What we are
EEP publishes evidence-based data and analysis of emerging AI tools. Our work pairs hands-on technical expertise with interpretive policy: we measure how models actually behave under realistic conditions, and we explain what those measurements mean for the people who have to make decisions about deployment.
We are dedicated to the thorough exploration of models and their safety. That means practical, repetitive investigation rather than one-off demonstrations — the unglamorous work of running an experiment again, varying one factor at a time, and reporting the result whether or not it confirms the hypothesis. We believe holistic security is built this way, and that the methods matter as much as the conclusions.
Full reports are hosted on our Substack; this site carries standalone summaries and the occasional interactive visualization.
What we study
Prompt injection & indirect injection
Direct and content-borne instruction attacks against LLM-backed systems, and the conditions under which they succeed.
Retrieval security & RAG poisoning
Whether retrieval pipelines act as a security control or an attack surface — and which layer is actually load-bearing.
Agent evaluation
How autonomous and tool-using agents behave across cooperative, constrained, and adversarial settings.
Evaluation methodology
Harness design, scoring, and the failure modes of evaluations themselves — including when a harness rewards the appearance of correctness.
How we work
- Empirical first
- Every claim is anchored in data we collected. We run real models — open and frontier — against concrete threat models, and report the measurements, including negative and null results.
- Reproducible by design
- Harnesses, prompts, and code are published alongside findings so peers can re-run, challenge, and extend them. A result that cannot be reproduced is a hypothesis, not a finding.
- Taxonomy-aligned
- Findings are mapped to the OWASP LLM Top-10 and MITRE ATLAS so they slot directly into the frameworks practitioners already use.
- Policy-legible
- Technical results are translated into interpretive policy — language a decision-maker can act on without a model card in hand.

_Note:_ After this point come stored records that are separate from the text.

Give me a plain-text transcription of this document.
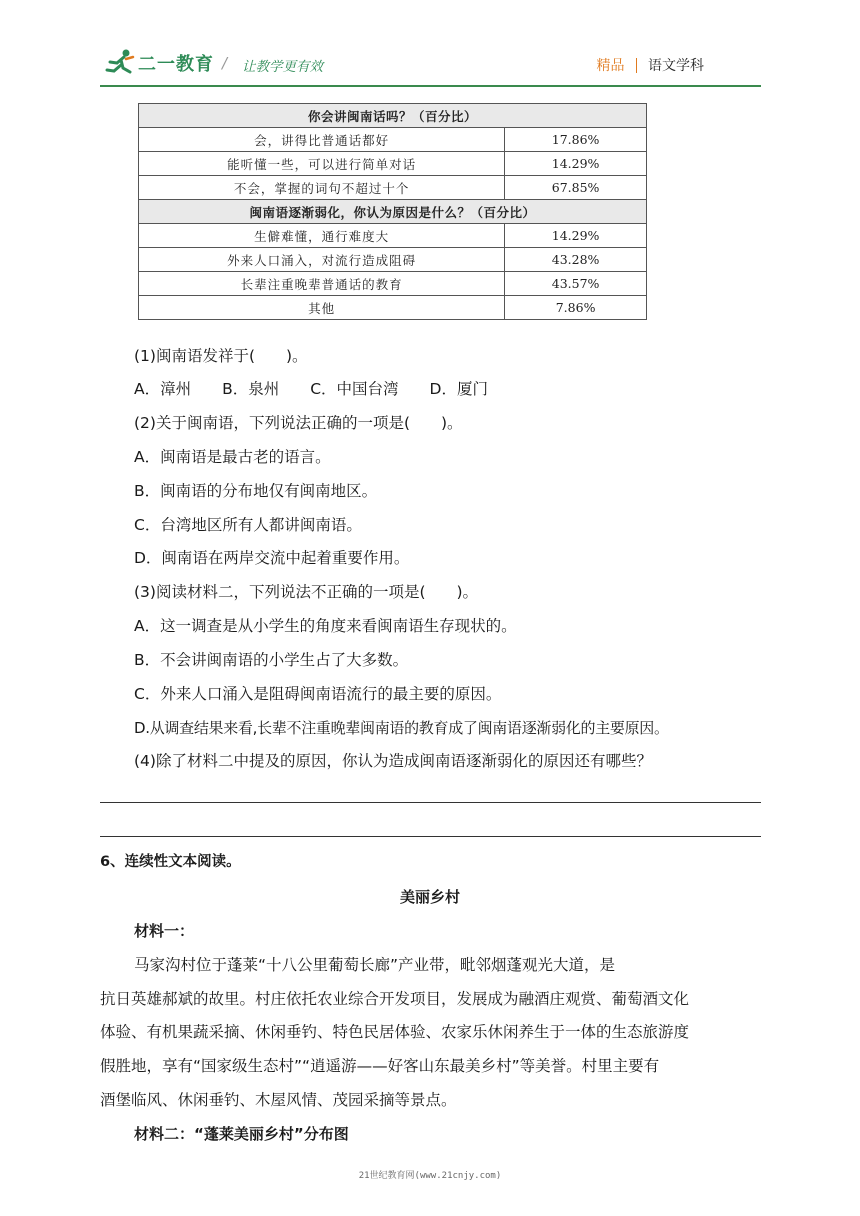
二一教育 / 让教学更有效	精品 语文学科
你会讲闽南话吗？（百分比）	
会，讲得比普通话都好	17.86%
能听懂一些，可以进行简单对话	14.29%
不会，掌握的词句不超过十个	67.85%
闽南语逐渐弱化，你认为原因是什么？（百分比）	
生僻难懂，通行难度大	14.29%
外来人口涌入，对流行造成阻碍	43.28%
长辈注重晚辈普通话的教育	43.57%
其他	7.86%
(1)闽南语发祥于(　　)。
A．漳州　　B．泉州　　C．中国台湾　　D．厦门
(2)关于闽南语，下列说法正确的一项是(　　)。
A．闽南语是最古老的语言。
B．闽南语的分布地仅有闽南地区。
C．台湾地区所有人都讲闽南语。
D．闽南语在两岸交流中起着重要作用。
(3)阅读材料二，下列说法不正确的一项是(　　)。
A．这一调查是从小学生的角度来看闽南语生存现状的。
B．不会讲闽南语的小学生占了大多数。
C．外来人口涌入是阻碍闽南语流行的最主要的原因。
D.从调查结果来看,长辈不注重晚辈闽南语的教育成了闽南语逐渐弱化的主要原因。
(4)除了材料二中提及的原因，你认为造成闽南语逐渐弱化的原因还有哪些？
6、连续性文本阅读。
美丽乡村
材料一：
马家沟村位于蓬莱“十八公里葡萄长廊”产业带，毗邻烟蓬观光大道，是
抗日英雄郝斌的故里。村庄依托农业综合开发项目，发展成为融酒庄观赏、葡萄酒文化
体验、有机果蔬采摘、休闲垂钓、特色民居体验、农家乐休闲养生于一体的生态旅游度
假胜地，享有“国家级生态村”“逍遥游——好客山东最美乡村”等美誉。村里主要有
酒堡临风、休闲垂钓、木屋风情、茂园采摘等景点。
材料二：“蓬莱美丽乡村”分布图
21世纪教育网(www.21cnjy.com)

How findings are classified
Each report is tagged against two established taxonomies, so a reader can connect a specific result to the broader threat landscape and to their own controls.
OWASP LLM Top-10
The community-standard catalogue of the most critical vulnerabilities in LLM applications.
MITRE ATLAS
A knowledge base of adversarial tactics and techniques against AI-enabled systems.
Who we are
A small group doing careful, repeatable work.